Over Summer or when it’s dry, try to keep the pond/storage as low as possible. Not only will you be giving the ground a good dose of nutrients, but you’ll have plenty of storage available for when the wet season sets in.
Stir Often & Well
Giving the effluent a good stir not only works to prevent crust forming and solids settling, it also gives the effluent some needed aeration. Just like food left sitting in a container, a stagnant effluent pond, tank or bladder tank will start to form a strong odour.
Use PondBugs™ Consistently
Regularly adding a dose of PondBugs to your effluent storage will help promote the biological activity needed for healthy effluent.
The PondBugs are an added dose of good bacteria that work to kill the not so good, odour producing bacteria. They also reduce pond crusting, improve the nutrient value, and reduce greenhouse emissions along with other benefits.
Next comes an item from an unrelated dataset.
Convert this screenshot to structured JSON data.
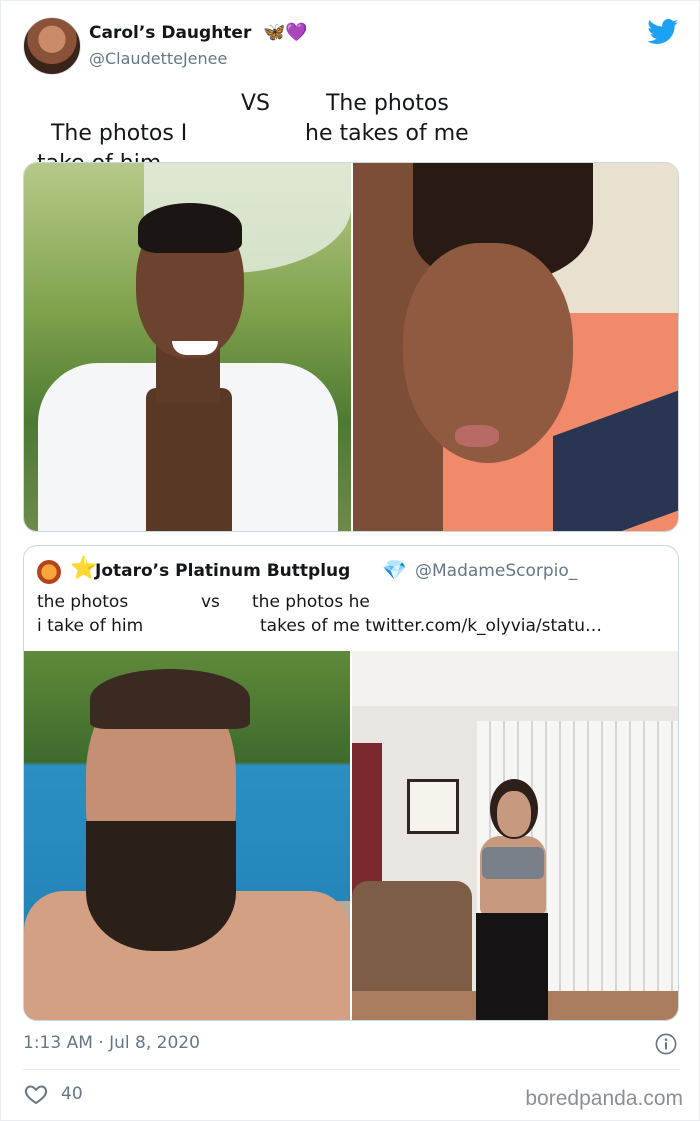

Avoid Highly Toxic Cleaners
When cleaning out the cow shed or anywhere that will wash into effluent storage, avoid highly toxic washes that use chemicals like chlorine. These highly toxic chemicals do a great job of cleaning and killing off germs…which also means the good bacteria in your effluent pond. This could be the cause of reduced biological activity in the effluent storage, and therefore increased odour. Use of these chemicals would also prevent natural effluent supplements like PondBugs from working.
Apply With Low Pressure Applicators
Lastly, if you do have smelly effluent, use a low-pressure irrigator or an applicator like a RainWave for Slurry Tankers or Drag Hose Systems. These low-pressure systems minimise the amount of wind drift, so you’re less likely to get complaints from neighbours about the smell!